On pourrait marcher dans des allées bien sablées,
éclairées à la lumière électrique, et s’asseoir quand
on voudrait pour écouter la musique de près ou de
loin. Nous avons eu à peu près ça autrefois chez Musard,
mais avec un goût de bastringue et trop d’airs de
danse, pas assez d’étendue, pas assez d’ombre, pas
assez de sombre. Il faudrait un très beau jardin, très
vaste. Ce serait charmant. Où veux-tu aller ?"

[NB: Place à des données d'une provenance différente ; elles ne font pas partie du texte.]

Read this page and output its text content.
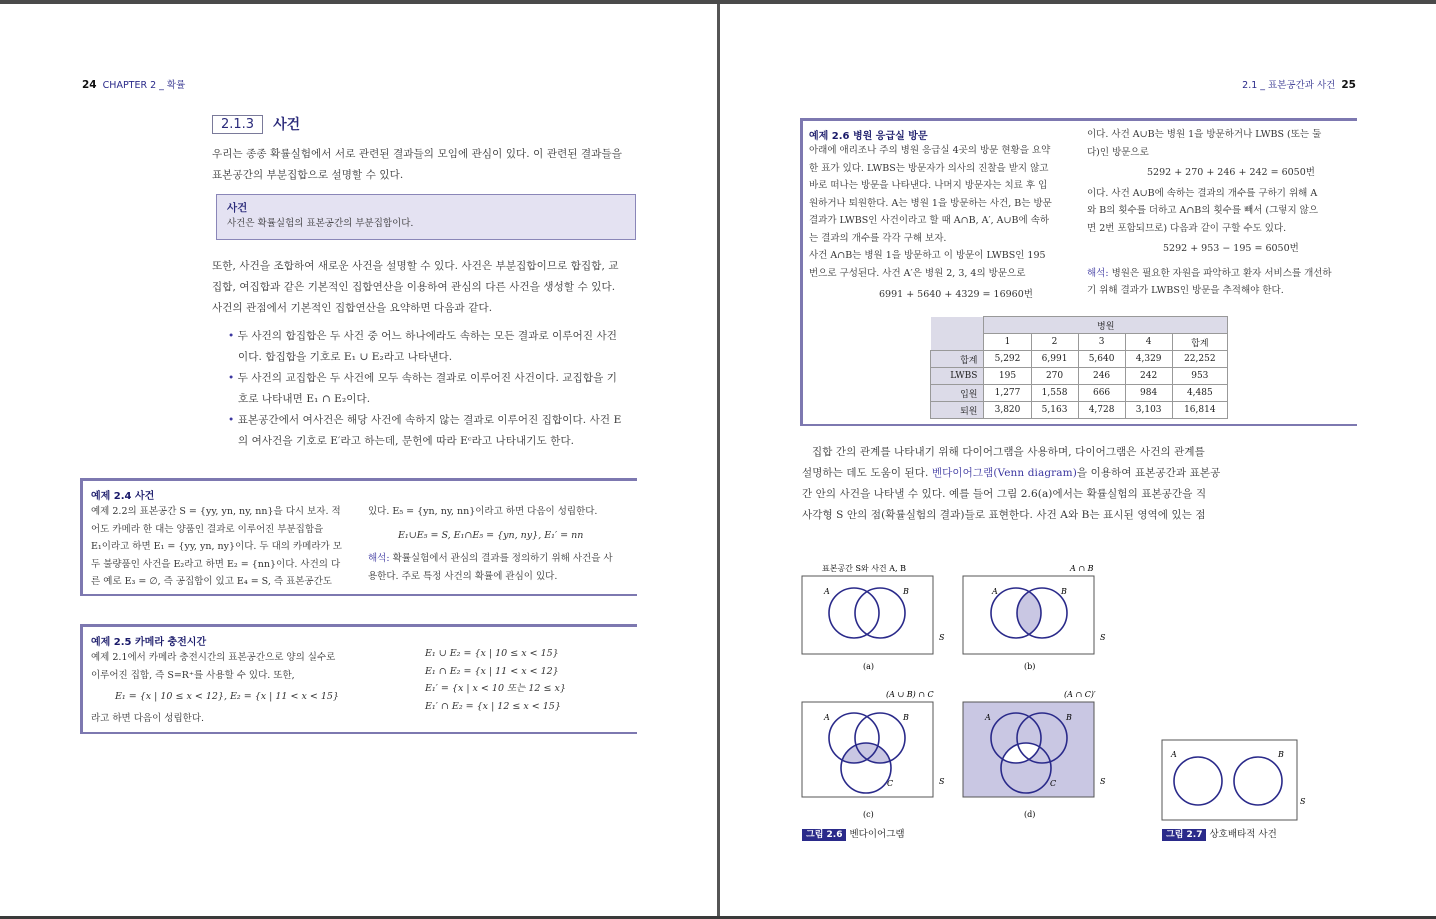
24 CHAPTER 2 _ 확률
2.1.3	사건
우리는 종종 확률실험에서 서로 관련된 결과들의 모임에 관심이 있다. 이 관련된 결과들을
표본공간의 부분집합으로 설명할 수 있다.
사건
사건은 확률실험의 표본공간의 부분집합이다.
또한, 사건을 조합하여 새로운 사건을 설명할 수 있다. 사건은 부분집합이므로 합집합, 교
집합, 여집합과 같은 기본적인 집합연산을 이용하여 관심의 다른 사건을 생성할 수 있다.
사건의 관점에서 기본적인 집합연산을 요약하면 다음과 같다.
• 두 사건의 합집합은 두 사건 중 어느 하나에라도 속하는 모든 결과로 이루어진 사건
이다. 합집합을 기호로 E₁ ∪ E₂라고 나타낸다.
• 두 사건의 교집합은 두 사건에 모두 속하는 결과로 이루어진 사건이다. 교집합을 기
호로 나타내면 E₁ ∩ E₂이다.
• 표본공간에서 여사건은 해당 사건에 속하지 않는 결과로 이루어진 집합이다. 사건 E
의 여사건을 기호로 E′라고 하는데, 문헌에 따라 Eᶜ라고 나타내기도 한다.
예제 2.4 사건
예제 2.2의 표본공간 S = {yy, yn, ny, nn}을 다시 보자. 적
어도 카메라 한 대는 양품인 결과로 이루어진 부분집합을
E₁이라고 하면 E₁ = {yy, yn, ny}이다. 두 대의 카메라가 모
두 불량품인 사건을 E₂라고 하면 E₂ = {nn}이다. 사건의 다
른 예로 E₃ = ∅, 즉 공집합이 있고 E₄ = S, 즉 표본공간도
있다. E₅ = {yn, ny, nn}이라고 하면 다음이 성립한다.
E₁∪E₅ = S, E₁∩E₅ = {yn, ny}, E₁′ = nn
해석: 확률실험에서 관심의 결과를 정의하기 위해 사건을 사
용한다. 주로 특정 사건의 확률에 관심이 있다.
예제 2.5 카메라 충전시간
예제 2.1에서 카메라 충전시간의 표본공간으로 양의 실수로
이루어진 집합, 즉 S=R⁺를 사용할 수 있다. 또한,
E₁ = {x | 10 ≤ x < 12}, E₂ = {x | 11 < x < 15}
라고 하면 다음이 성립한다.
E₁ ∪ E₂ = {x | 10 ≤ x < 15}
E₁ ∩ E₂ = {x | 11 < x < 12}
E₁′ = {x | x < 10 또는 12 ≤ x}
E₁′ ∩ E₂ = {x | 12 ≤ x < 15}
2.1 _ 표본공간과 사건 25
예제 2.6 병원 응급실 방문
아래에 애리조나 주의 병원 응급실 4곳의 방문 현황을 요약
한 표가 있다. LWBS는 방문자가 의사의 진찰을 받지 않고
바로 떠나는 방문을 나타낸다. 나머지 방문자는 치료 후 입
원하거나 퇴원한다. A는 병원 1을 방문하는 사건, B는 방문
결과가 LWBS인 사건이라고 할 때 A∩B, A′, A∪B에 속하
는 결과의 개수를 각각 구해 보자.
사건 A∩B는 병원 1을 방문하고 이 방문이 LWBS인 195
번으로 구성된다. 사건 A′은 병원 2, 3, 4의 방문으로
6991 + 5640 + 4329 = 16960번
이다. 사건 A∪B는 병원 1을 방문하거나 LWBS (또는 둘
다)인 방문으로
5292 + 270 + 246 + 242 = 6050번
이다. 사건 A∪B에 속하는 결과의 개수를 구하기 위해 A
와 B의 횟수를 더하고 A∩B의 횟수를 빼서 (그렇지 않으
면 2번 포함되므로) 다음과 같이 구할 수도 있다.
5292 + 953 − 195 = 6050번
해석: 병원은 필요한 자원을 파악하고 환자 서비스를 개선하
기 위해 결과가 LWBS인 방문을 추적해야 한다.
	병원				
	1	2	3	4	합계
합계	5,292	6,991	5,640	4,329	22,252
LWBS	195	270	246	242	953
입원	1,277	1,558	666	984	4,485
퇴원	3,820	5,163	4,728	3,103	16,814
집합 간의 관계를 나타내기 위해 다이어그램을 사용하며, 다이어그램은 사건의 관계를
설명하는 데도 도움이 된다. 벤다이어그램(Venn diagram)을 이용하여 표본공간과 표본공
간 안의 사건을 나타낼 수 있다. 예를 들어 그림 2.6(a)에서는 확률실험의 표본공간을 직
사각형 S 안의 점(확률실험의 결과)들로 표현한다. 사건 A와 B는 표시된 영역에 있는 점
표본공간 S와 사건 A, B
A	B
S
(a)
A ∩ B
A	B
S
(b)
(A ∪ B) ∩ C
A	B
C	S
(c)
(A ∩ C)′
A	B
C	S
(d)
A	B
S
그림 2.6 벤다이어그램	그림 2.7 상호배타적 사건
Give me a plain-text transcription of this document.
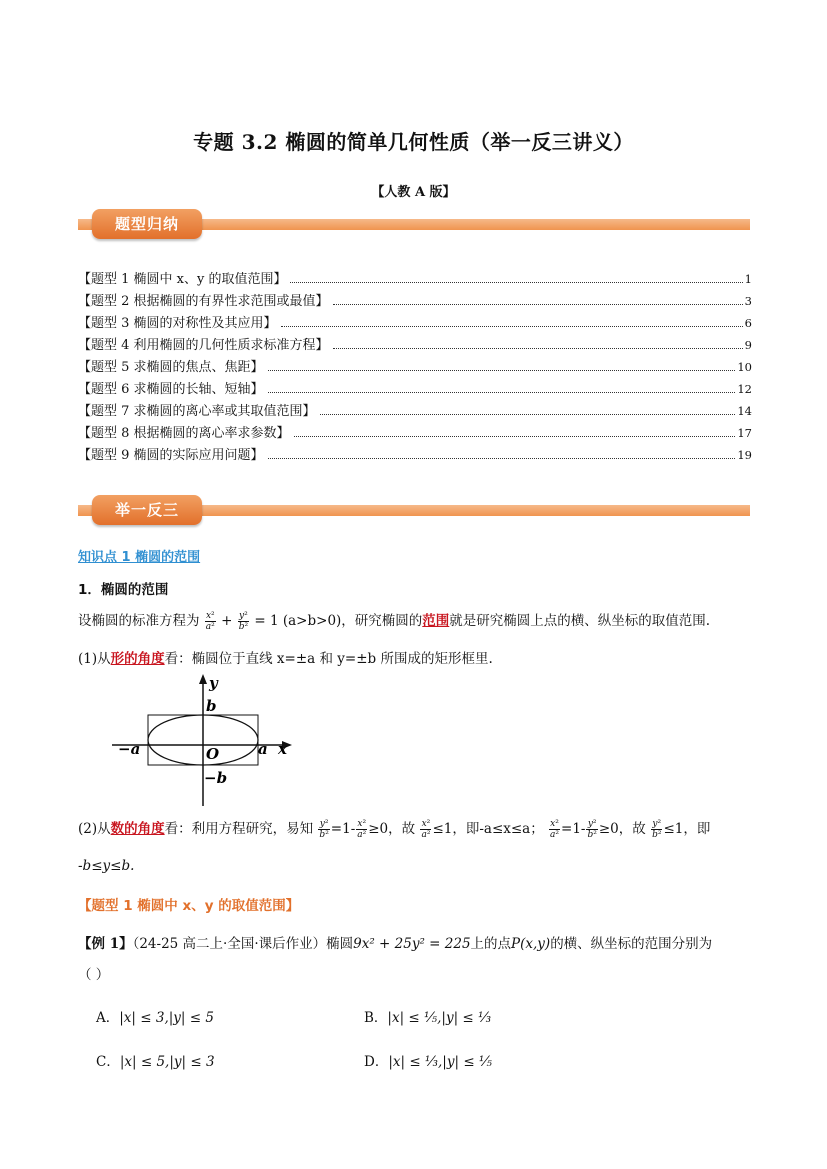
专题 3.2 椭圆的简单几何性质（举一反三讲义）
【人教 A 版】
题型归纳
【题型 1 椭圆中 x、y 的取值范围】	1
【题型 2 根据椭圆的有界性求范围或最值】	3
【题型 3 椭圆的对称性及其应用】	6
【题型 4 利用椭圆的几何性质求标准方程】	9
【题型 5 求椭圆的焦点、焦距】	10
【题型 6 求椭圆的长轴、短轴】	12
【题型 7 求椭圆的离心率或其取值范围】	14
【题型 8 根据椭圆的离心率求参数】	17
【题型 9 椭圆的实际应用问题】	19
举一反三
知识点 1 椭圆的范围
1．椭圆的范围
设椭圆的标准方程为 $\frac{\text{x²}}{\text{a²}} + \frac{\text{y²}}{\text{b²}} = 1$ (a>b>0)，研究椭圆的范围就是研究椭圆上点的横、纵坐标的取值范围.
(1)从形的角度看：椭圆位于直线 x=±a 和 y=±b 所围成的矩形框里.
y
x
O
b
−b
a
−a
(2)从数的角度看：利用方程研究，易知 $\frac{\text{y²}}{\text{b²}} =1- \frac{\text{x²}}{\text{a²}} \ge 0$，故 $\frac{\text{x²}}{\text{a²}} \le 1$，即-a≤x≤a； $\frac{\text{x²}}{\text{a²}} =1- \frac{\text{y²}}{\text{b²}} \ge 0$，故 $\frac{\text{y²}}{\text{b²}} \le 1$，即
-b≤y≤b.
【题型 1 椭圆中 x、y 的取值范围】
【例 1】（24-25 高二上·全国·课后作业）椭圆9x² + 25y² = 225上的点P(x,y)的横、纵坐标的范围分别为
（ ）
A．|x| ≤ 3,|y| ≤ 5	B．|x| ≤ ⅕,|y| ≤ ⅓
C．|x| ≤ 5,|y| ≤ 3	D．|x| ≤ ⅓,|y| ≤ ⅕
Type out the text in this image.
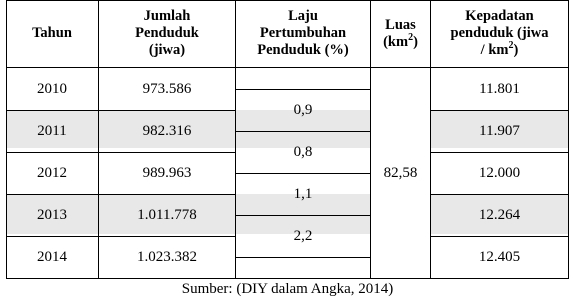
Tahun
Jumlah
Penduduk
(jiwa)
Laju
Pertumbuhan
Penduduk (%)
Luas
$(km^2)$
Kepadatan
penduduk (jiwa
/ $km^2$)
2010
2011
2012
2013
2014
973.586
982.316
989.963
1.011.778
1.023.382
0,9
0,8
1,1
2,2
82,58
11.801
11.907
12.000
12.264
12.405
Sumber: (DIY dalam Angka, 2014)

Duroy, perplexe, ne savait que dire ; enfin, il se décida
:
"Je ne connais pas les Folies-Bergère. J’y ferais volontiers
un tour. "
Son compagnon s’écria :
"Les Folies-Bergère, bigre ? nous y cuirons comme
dans une rôtissoire. Enfin, soit, c’est toujours drôle."
Et ils pivotèrent sur leurs talons pour gagner la rue
du Faubourg-Montmartre.
La façade illuminée de l’établissement jetait une
grande lueur dans les quatre rues qui se joignent devant
elle. Une file de fiacres attendait la sortie.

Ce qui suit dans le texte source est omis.